[Corey pushes A.J so he falls]
Corey: You listen to me! You're so special and you're so talented and you have everything it takes! You have MORE than everything it takes and you're REALLY stupid because you don't know that. And I know you don't love me anymore, and I know that I blew it but at least I know that, and if you don't go to art school and if you don't understand how special you are then you know nothing!
A.J.: Corey, I...
Corey: And I did love you, and I still... only I didn't realise that it really was love because it was more than love and it wasn't just some stupid feeling in my stomach like everything else and I'll never love anybody as much as you and I hate you! I hate you!
A.J.: Corey, I quit. I quit!
A.J.: I'm going to art school, in Boston. So I can be near you.
(Source: Empire Records)
It’s a shame that sometimes you have to be told something that you should already know. Most people with enormous amounts of talent don’t know they have that talent. They will have to be told that they have this talent, but there’s a chance they may never realize it. That’s because they have bad friends. Bad friends are those friends who never do anything to encourage their other friends. They may not constantly tear you down, but they’ll never tell you, “You know what, you do a good job at…” They just don’t have it in them, they think it shows some type of weakness. If you can show weakness to your friends, then I don’t know who you can show weakness to.
Thank God it’s Friday, we are officially one week away from a potential government shutdown. It doesn’t seem like the sides are anywhere near reaching a deal. We’ll continue to watch this situation closely, but what bothers me is that it’s now March and we have not passed the 2011 Fiscal year budget. For those of you who do not live in Washington, DC. The fiscal year starts in October. Problem here is, the 2012 budget has already been drafted and is ready to go to Congress. Do you know when that budget will get passed? I’m not sure, there’s a good chance the world ends in 2012.

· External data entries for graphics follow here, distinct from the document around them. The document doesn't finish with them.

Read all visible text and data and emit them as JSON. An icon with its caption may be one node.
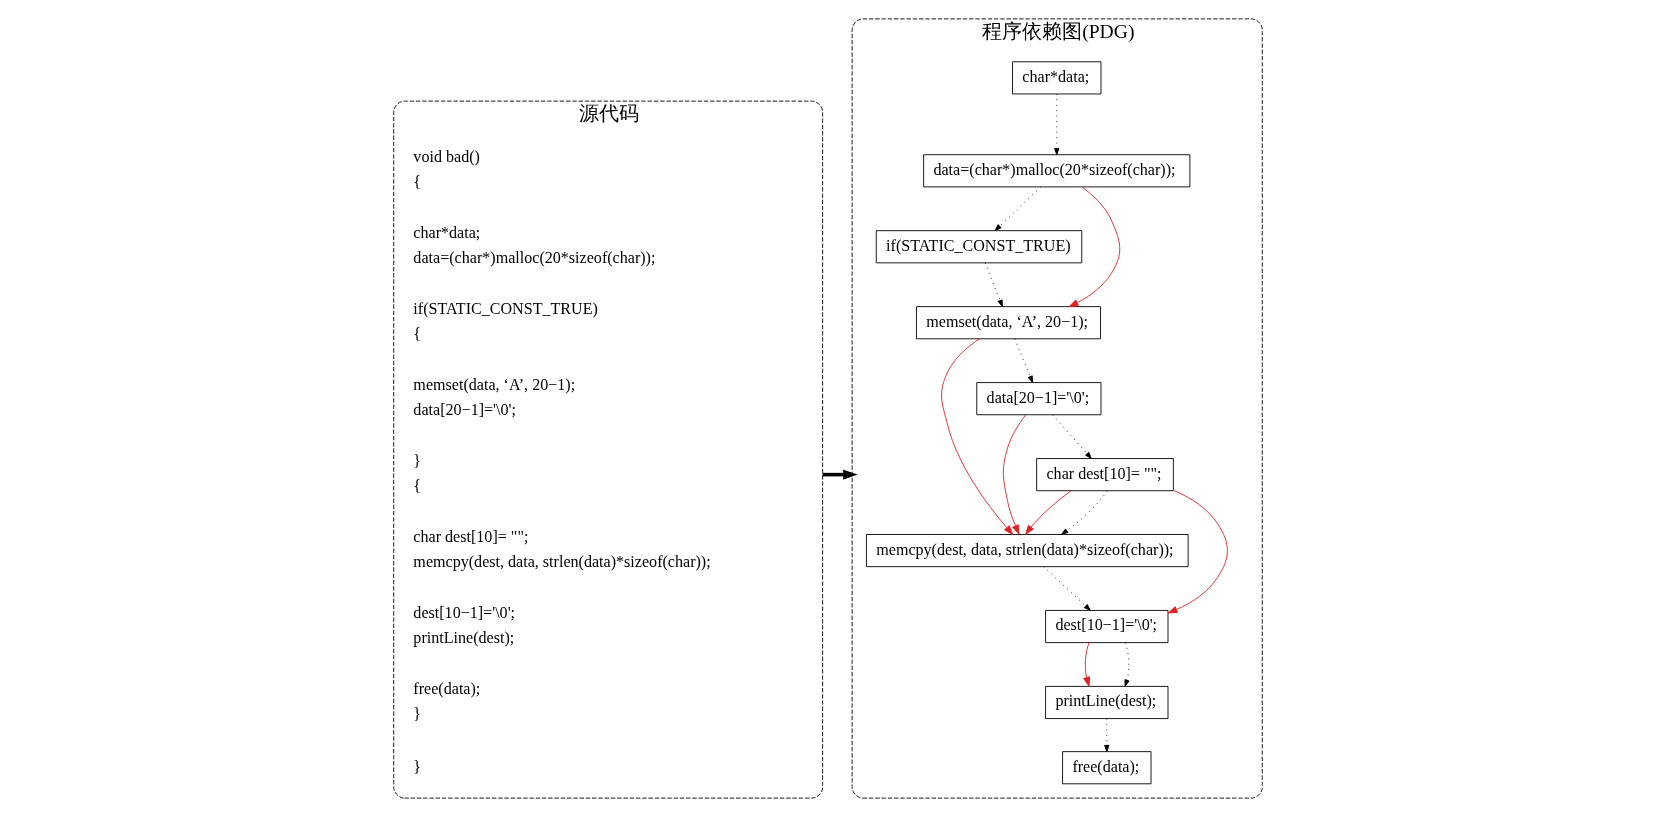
{
  "diagram": {
    "nodes": [
      {
        "text": [
          "源代码",
          "void bad()",
          "{",
          "char*data;",
          "data=(char*)malloc(20*sizeof(char));",
          "if(STATIC_CONST_TRUE)",
          "{",
          "memset(data, ‘A’, 20−1);",
          "data[20−1]='\\0';",
          "}",
          "{",
          "char dest[10]= \"\";",
          "memcpy(dest, data, strlen(data)*sizeof(char));",
          "dest[10−1]='\\0';",
          "printLine(dest);",
          "free(data);",
          "}",
          "}"
        ]
      },
      {
        "text": [
          "程序依赖图(PDG)"
        ]
      },
      {
        "text": [
          "char*data;"
        ],
        "in": 1
      },
      {
        "text": [
          "data=(char*)malloc(20*sizeof(char));"
        ],
        "in": 1
      },
      {
        "text": [
          "if(STATIC_CONST_TRUE)"
        ],
        "in": 1
      },
      {
        "text": [
          "memset(data, ‘A’, 20−1);"
        ],
        "in": 1
      },
      {
        "text": [
          "data[20−1]='\\0';"
        ],
        "in": 1
      },
      {
        "text": [
          "char dest[10]= \"\";"
        ],
        "in": 1
      },
      {
        "text": [
          "memcpy(dest, data, strlen(data)*sizeof(char));"
        ],
        "in": 1
      },
      {
        "text": [
          "dest[10−1]='\\0';"
        ],
        "in": 1
      },
      {
        "text": [
          "printLine(dest);"
        ],
        "in": 1
      },
      {
        "text": [
          "free(data);"
        ],
        "in": 1
      }
    ],
    "edges": [
      {
        "from": 0,
        "to": 1,
        "arrow": "to",
        "style": "thick"
      },
      {
        "from": 2,
        "to": 3,
        "arrow": "to",
        "style": "dashed"
      },
      {
        "from": 3,
        "to": 4,
        "arrow": "to",
        "style": "dashed"
      },
      {
        "from": 3,
        "to": 5,
        "arrow": "to",
        "color": "#e02020"
      },
      {
        "from": 4,
        "to": 5,
        "arrow": "to",
        "style": "dashed"
      },
      {
        "from": 5,
        "to": 6,
        "arrow": "to",
        "style": "dashed"
      },
      {
        "from": 5,
        "to": 8,
        "arrow": "to",
        "color": "#e02020"
      },
      {
        "from": 6,
        "to": 8,
        "arrow": "to",
        "color": "#e02020"
      },
      {
        "from": 6,
        "to": 7,
        "arrow": "to",
        "style": "dashed"
      },
      {
        "from": 7,
        "to": 8,
        "arrow": "to",
        "color": "#e02020"
      },
      {
        "from": 7,
        "to": 8,
        "arrow": "to",
        "style": "dashed"
      },
      {
        "from": 7,
        "to": 9,
        "arrow": "to",
        "color": "#e02020"
      },
      {
        "from": 8,
        "to": 9,
        "arrow": "to",
        "style": "dashed"
      },
      {
        "from": 9,
        "to": 10,
        "arrow": "to",
        "color": "#e02020"
      },
      {
        "from": 9,
        "to": 10,
        "arrow": "to",
        "style": "dashed"
      },
      {
        "from": 10,
        "to": 11,
        "arrow": "to",
        "style": "dashed"
      }
    ]
  }
}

Pray for all those in Japan. That’s a crazy magnitude of an earthquake.
I want to show you guys something:
The world isn’t coming to an end. We’ve just never had the ability to report as fast and as accurate as we do now. The numbers have been the same over the past few years. And you can actually go back to the 1940s and you won’t see much of a change. Yes, I actually sat down one day and looked at this chart because people are suckers and will believe anything they can put together from the Today show and few movies. I can’t wait for Hollywood to suck people dry with End of the World movies over the next two years.
Say it with your chest!
I have a tendency to put "s" on the end of words when it doesn't need to be there. Does that make me Mexican? I kid, I kid. But you know what's really funny? How many of you laughed at that because it's so true.
Today is an importantly special day for without today I wouldn’t have been here. Today is the real Dr. J’s birthday. My mother. I gotta thank whatever gods may be that she was born. She’s an awesome woman. I’m happy I got stuck with her. Today will be the only day I do not complain about her incessant questions about what I plan to do with my future. Apparently, becoming a best-selling writer and running for President are not viable options for a man like me. I think I can win the election with my name alone. It’s got that type of recognition that people dream of. Anyway, Happy Birthday.
I remember as a child I was about 8 years old and I came into my mother’s room and she was doing something with a bunch of paper and calculators. I asked her what she was doing and she said, “I’m trying to buy a house.” And I said, “Well let’s figure this out. $20 is a lot of money, so how much did the car cost?” And she said, “The car cost $10,000.” And I paused because I was sure she was going to say something like $100. But whatever. I replied, “OK, so if the car costs $10,000 then a house must cost …” And I started to count on my fingers and in my head. And mind you, I’m very good with math, but at this time in my life I just didn’t understand the value of money. “Well, if a car costs $10,000 then a house must cost … A WHOLE LOT MORE THAN $10,000.” She laughed and said, “Yes, a house costs a whole lot more than $10,000.”
Eddie: Can I ask you something? Do you know where Harvard is?
A.J.: It's near Boston.
Eddie: No I mean, do you really know where Harvard is? It's another planet man- another universe. Totally unlike the one we know. Filled with big blond guys who eat ivy and row boats. What I'm trying to say is, you and Corey just aren't made for each other. She's different from you.
(Source: Empire Records)
I couldn’t help but have one last joke about Harvard this week. I’m done, I’m done. I’m probably going to apply to HBS and eat these words. It’s so funny, I’m seriously only applying to Georgetown and HBS for business school. As a Syracuse grad, that’s just freaking hilarious. Oh AND my mentor thinks I should apply to Fuqua. Yes, the business school at Duke.
Life is good. God is good.
It’s fantastic to have great GMAT scores and options as a Black man in America.
Let’s go Orange! I don’t know why we think about the damn Huskies, they can’t see us. We are going to blow them out. Kemba Walker can’t penetrate our zone.
Don’t make me eat those words. Shoutout to all the Seton Hall and St. John’s fans who are now cheering for UConn because, “My family lives in Connecticut!” I hope you get those eggs, Benedict.